The 3rd Clean Energy Ministerial conference wrapped up in London last week with expanded areas of collaboration, including the UK offshore wind hub we reported on.

The US launched the conferences in 2010 to accelerate the transition to clean energy by getting the world’s most polluting countries together to collaborate on policies and technologies.  Energy Ministers from 23 countries attended, representing 80% of the world’s greenhouse gas emissions and 80% of clean energy investment.

Significantly, they signed onto United Nations Secretary General Ban Ki-Moon’s Sustainable Energy For All (SE4ALL) initiative, making it more likely to be adopted during the June Rio+20 summit:

By 2030:

1. Ensure universal access to electricity
2. Double the rate of energy efficiency
3. Double the share of renewable energy worldwide in the world’s energy mix

During the conference the IEA issued a report warning energy ministers that governments are falling badly behind on low-carbon energy,

Although a record $260 billion was invested globally in clean energy in 2011, that falls far short of the $5 trillion necessary by 2020 to avoid the worst case scenario we are currently hurtling toward – a rise in global average temperature of 11°F, says the IEA.

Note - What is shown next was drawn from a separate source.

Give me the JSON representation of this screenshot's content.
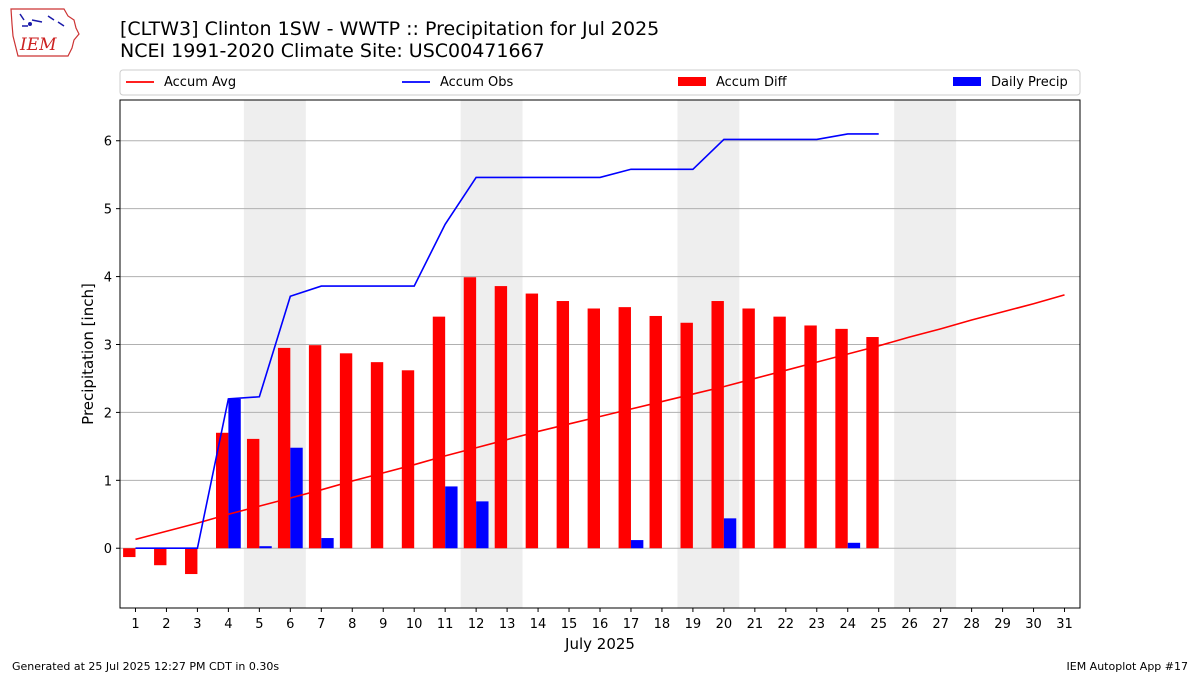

Initiatives Energy Ministers are Collaborating On:

  • Electric Vehicles Initiative – to accelerate global scale-up of electric vehicles
  • Global Superior Energy Performance Partnership – energy savings in commercial buildings and industry
  • Super-Efficient Equipment and Appliance Deployment (SEAD) Initiative – to transform the global market for energy-efficient appliances and equipment
  • Bioenergy Working Group – accelerate deployment of bioenergy
  • Carbon Capture, Use and Storage Action Group – to overcome barriers to carbon capture, use, and storage
  • Multilateral Solar and Wind Working Group – to lower the incremental costs of providing solar and wind energy to all regions of the world
  • Sustainable Development of Hydropower Initiative
  • International Smart Grid Action Network – to accelerate smart grids worldwide, which in turn enable expanded integration of efficient, clean supply technologies
  • Solar and LED Energy Access Program – to transform the global market for affordable, clean lighting for 1.6 billion people who lack access to grid-supplied electricity

As part of the Smart Grid Network, energy ministers are launching the 21st Century Power Partnership to share policies and technologies for integrating renewable nergy in larger electrical grids. They will also help move technologies from the lab to commercialization stage.

One of the group’s goals is to eliminate the need for 650 mid-size power plants, which would reduce carbon emissions 11 billion tons by 2030.

Since the Clean Energy Ministerial launched, it has already facilitated sales of off-grid lighting systems in Africa for half a million homes.